Does this surprise you? If you are in an environment where you hear encouraging, optimistic stories of people supporting each other, overcoming difficulties, working, succeeding, caring—does that affect your emotional state?

Conversely, if you hear stories of despair, violence, injustice, especially if they are about people in circumstances similar to yours, does that affect you?

Our environment can influence us and the opportunity for emotional manipulation might seem horrifying. You could choose to feel helpless as a result. However, there are other choices. For example, in this situation, what can you control?

You can control whether or not you use Facebook, but I know that for many of you—from kiddies to grandmas—that’s unrealistic.

Besides, while Facebook is the example that I have chosen to highlight, it’s certainly not the only potential emotional manipulator. Even in this great era of world-wide communication, we can’t know everything. News is filtered. Someone decides whether a story is told or ignored, and if told, with what slant.

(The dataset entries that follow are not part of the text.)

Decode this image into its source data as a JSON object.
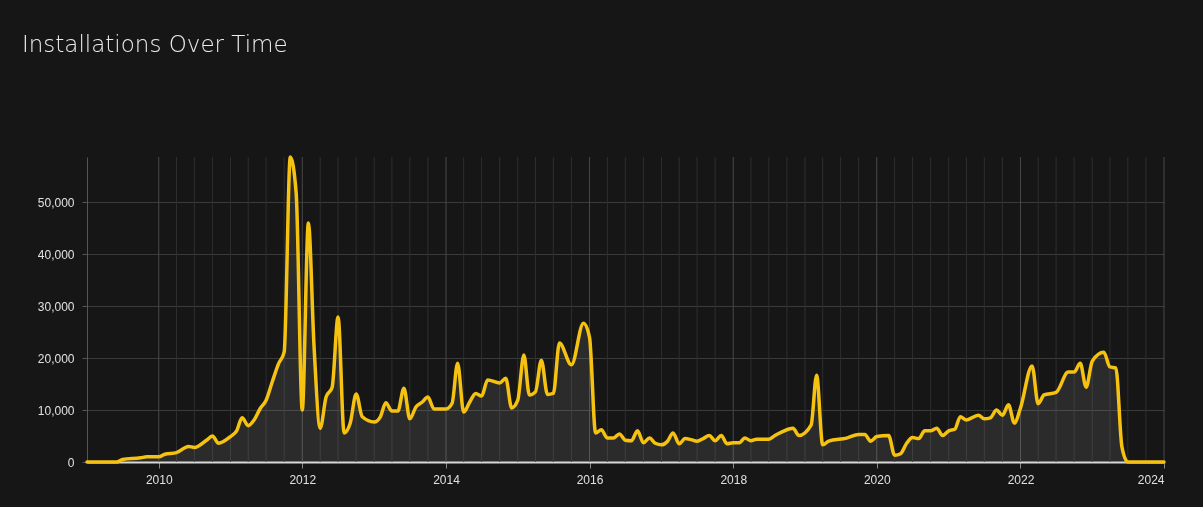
{
  "chart_data": {
    "type": "area",
    "title": "Installations Over Time",
    "x": [
      "2009-01",
      "2009-06",
      "2009-07",
      "2009-10",
      "2009-11",
      "2010-01",
      "2010-02",
      "2010-04",
      "2010-06",
      "2010-07",
      "2010-09",
      "2010-10",
      "2010-11",
      "2011-01",
      "2011-02",
      "2011-03",
      "2011-04",
      "2011-05",
      "2011-06",
      "2011-07",
      "2011-08",
      "2011-09",
      "2011-10",
      "2011-11",
      "2011-12",
      "2012-01",
      "2012-02",
      "2012-03",
      "2012-04",
      "2012-05",
      "2012-06",
      "2012-07",
      "2012-08",
      "2012-09",
      "2012-10",
      "2012-11",
      "2013-01",
      "2013-02",
      "2013-03",
      "2013-04",
      "2013-05",
      "2013-06",
      "2013-07",
      "2013-08",
      "2013-09",
      "2013-10",
      "2013-11",
      "2014-01",
      "2014-02",
      "2014-03",
      "2014-04",
      "2014-05",
      "2014-06",
      "2014-07",
      "2014-08",
      "2014-10",
      "2014-11",
      "2014-12",
      "2015-01",
      "2015-02",
      "2015-03",
      "2015-04",
      "2015-05",
      "2015-06",
      "2015-07",
      "2015-08",
      "2015-10",
      "2015-12",
      "2016-01",
      "2016-02",
      "2016-03",
      "2016-04",
      "2016-05",
      "2016-06",
      "2016-07",
      "2016-08",
      "2016-09",
      "2016-10",
      "2016-11",
      "2016-12",
      "2017-01",
      "2017-02",
      "2017-03",
      "2017-04",
      "2017-05",
      "2017-06",
      "2017-07",
      "2017-08",
      "2017-09",
      "2017-10",
      "2017-11",
      "2017-12",
      "2018-01",
      "2018-02",
      "2018-03",
      "2018-04",
      "2018-05",
      "2018-07",
      "2018-08",
      "2018-09",
      "2018-11",
      "2018-12",
      "2019-02",
      "2019-03",
      "2019-04",
      "2019-05",
      "2019-08",
      "2019-10",
      "2019-11",
      "2019-12",
      "2020-01",
      "2020-03",
      "2020-04",
      "2020-05",
      "2020-06",
      "2020-07",
      "2020-08",
      "2020-09",
      "2020-10",
      "2020-11",
      "2020-12",
      "2021-01",
      "2021-02",
      "2021-03",
      "2021-04",
      "2021-06",
      "2021-07",
      "2021-08",
      "2021-09",
      "2021-10",
      "2021-11",
      "2021-12",
      "2022-01",
      "2022-03",
      "2022-04",
      "2022-05",
      "2022-07",
      "2022-09",
      "2022-10",
      "2022-11",
      "2022-12",
      "2023-01",
      "2023-03",
      "2023-04",
      "2023-05",
      "2023-06",
      "2023-07",
      "2023-10",
      "2024-01"
    ],
    "series": [
      {
        "color": "#f5c211",
        "values": [
          0,
          0,
          500,
          800,
          1000,
          1000,
          1500,
          1800,
          3000,
          2800,
          4200,
          5000,
          3600,
          4900,
          6000,
          8500,
          7000,
          8100,
          10300,
          11900,
          15400,
          18800,
          21200,
          58700,
          51700,
          10000,
          46000,
          22100,
          6500,
          12500,
          14400,
          27900,
          5600,
          7500,
          13100,
          8700,
          7700,
          8700,
          11400,
          9800,
          9800,
          14200,
          8300,
          10600,
          11500,
          12500,
          10200,
          10200,
          11300,
          19000,
          9600,
          11500,
          13200,
          12700,
          15800,
          15200,
          16100,
          10400,
          11900,
          20600,
          12900,
          13500,
          19600,
          13000,
          13200,
          22900,
          18700,
          26700,
          24000,
          5600,
          6200,
          4600,
          4600,
          5400,
          4200,
          4100,
          6000,
          3700,
          4600,
          3600,
          3300,
          4000,
          5600,
          3500,
          4500,
          4300,
          4000,
          4500,
          5100,
          4100,
          5100,
          3500,
          3700,
          3700,
          4600,
          4100,
          4400,
          4400,
          5100,
          5700,
          6500,
          5100,
          7100,
          16700,
          3300,
          4000,
          4600,
          5300,
          5300,
          4000,
          4900,
          5100,
          1300,
          1600,
          3600,
          4700,
          4500,
          6000,
          6000,
          6500,
          5100,
          6000,
          6300,
          8700,
          8100,
          9000,
          8300,
          8500,
          10000,
          9000,
          11000,
          7500,
          10400,
          18500,
          11200,
          12900,
          13400,
          17300,
          17300,
          19000,
          14400,
          19400,
          21100,
          18300,
          18100,
          2900,
          0,
          0,
          0
        ]
      }
    ],
    "xlim": [
      "2009-01",
      "2024-01"
    ],
    "xticks": [
      "2010",
      {
        "value": "2010-04",
        "label": null
      },
      {
        "value": "2010-07",
        "label": null
      },
      {
        "value": "2010-10",
        "label": null
      },
      {
        "value": "2011-01",
        "label": null
      },
      {
        "value": "2011-04",
        "label": null
      },
      {
        "value": "2011-07",
        "label": null
      },
      {
        "value": "2011-10",
        "label": null
      },
      "2012",
      {
        "value": "2012-04",
        "label": null
      },
      {
        "value": "2012-07",
        "label": null
      },
      {
        "value": "2012-10",
        "label": null
      },
      {
        "value": "2013-01",
        "label": null
      },
      {
        "value": "2013-04",
        "label": null
      },
      {
        "value": "2013-07",
        "label": null
      },
      {
        "value": "2013-10",
        "label": null
      },
      "2014",
      {
        "value": "2014-04",
        "label": null
      },
      {
        "value": "2014-07",
        "label": null
      },
      {
        "value": "2014-10",
        "label": null
      },
      {
        "value": "2015-01",
        "label": null
      },
      {
        "value": "2015-04",
        "label": null
      },
      {
        "value": "2015-07",
        "label": null
      },
      {
        "value": "2015-10",
        "label": null
      },
      "2016",
      {
        "value": "2016-04",
        "label": null
      },
      {
        "value": "2016-07",
        "label": null
      },
      {
        "value": "2016-10",
        "label": null
      },
      {
        "value": "2017-01",
        "label": null
      },
      {
        "value": "2017-04",
        "label": null
      },
      {
        "value": "2017-07",
        "label": null
      },
      {
        "value": "2017-10",
        "label": null
      },
      "2018",
      {
        "value": "2018-04",
        "label": null
      },
      {
        "value": "2018-07",
        "label": null
      },
      {
        "value": "2018-10",
        "label": null
      },
      {
        "value": "2019-01",
        "label": null
      },
      {
        "value": "2019-04",
        "label": null
      },
      {
        "value": "2019-07",
        "label": null
      },
      {
        "value": "2019-10",
        "label": null
      },
      "2020",
      {
        "value": "2020-04",
        "label": null
      },
      {
        "value": "2020-07",
        "label": null
      },
      {
        "value": "2020-10",
        "label": null
      },
      {
        "value": "2021-01",
        "label": null
      },
      {
        "value": "2021-04",
        "label": null
      },
      {
        "value": "2021-07",
        "label": null
      },
      {
        "value": "2021-10",
        "label": null
      },
      "2022",
      {
        "value": "2022-04",
        "label": null
      },
      {
        "value": "2022-07",
        "label": null
      },
      {
        "value": "2022-10",
        "label": null
      },
      {
        "value": "2023-01",
        "label": null
      },
      {
        "value": "2023-04",
        "label": null
      },
      {
        "value": "2023-07",
        "label": null
      },
      {
        "value": "2023-10",
        "label": null
      },
      "2024"
    ],
    "ylim": [
      0,
      58700
    ],
    "yticks": [
      0,
      {
        "value": 10000,
        "label": "10,000"
      },
      {
        "value": 20000,
        "label": "20,000"
      },
      {
        "value": 30000,
        "label": "30,000"
      },
      {
        "value": 40000,
        "label": "40,000"
      },
      {
        "value": 50000,
        "label": "50,000"
      }
    ],
    "grid": true
  }
}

A tenet of choice theory is self-evaluation—try something, see how it goes, and assess how well it’s working for you. Then, use that knowledge as you make your next choices. Thus, we can become more and more effective, also known as continuous improvement!

A suggestion is to be aware of what feelings you want and what in your environment you can control. If you often find yourself feeling emotions that are not what you want, take a look at the influences you are exposed to (what you are seeing, reading, hearing).

The publicity around the Facebook experiment provided an opportunity to remind us that our influences have an impact on our feelings, thoughts, and actions. While we may not be able to control all of the influences, news, and information that surround us, we can at least be aware that we are getting a filtered version.

If you want to feel discouraged, pessimistic, or angry, you can easily find inputs to support those emotions. However, if you want to feel optimistic, encouraged, and satisfied, look for and surround yourself with examples and influences to support those emotions. They exist; even if they are not on the news (or on your Facebook feed.)

How do you take charge of your own emotional influences?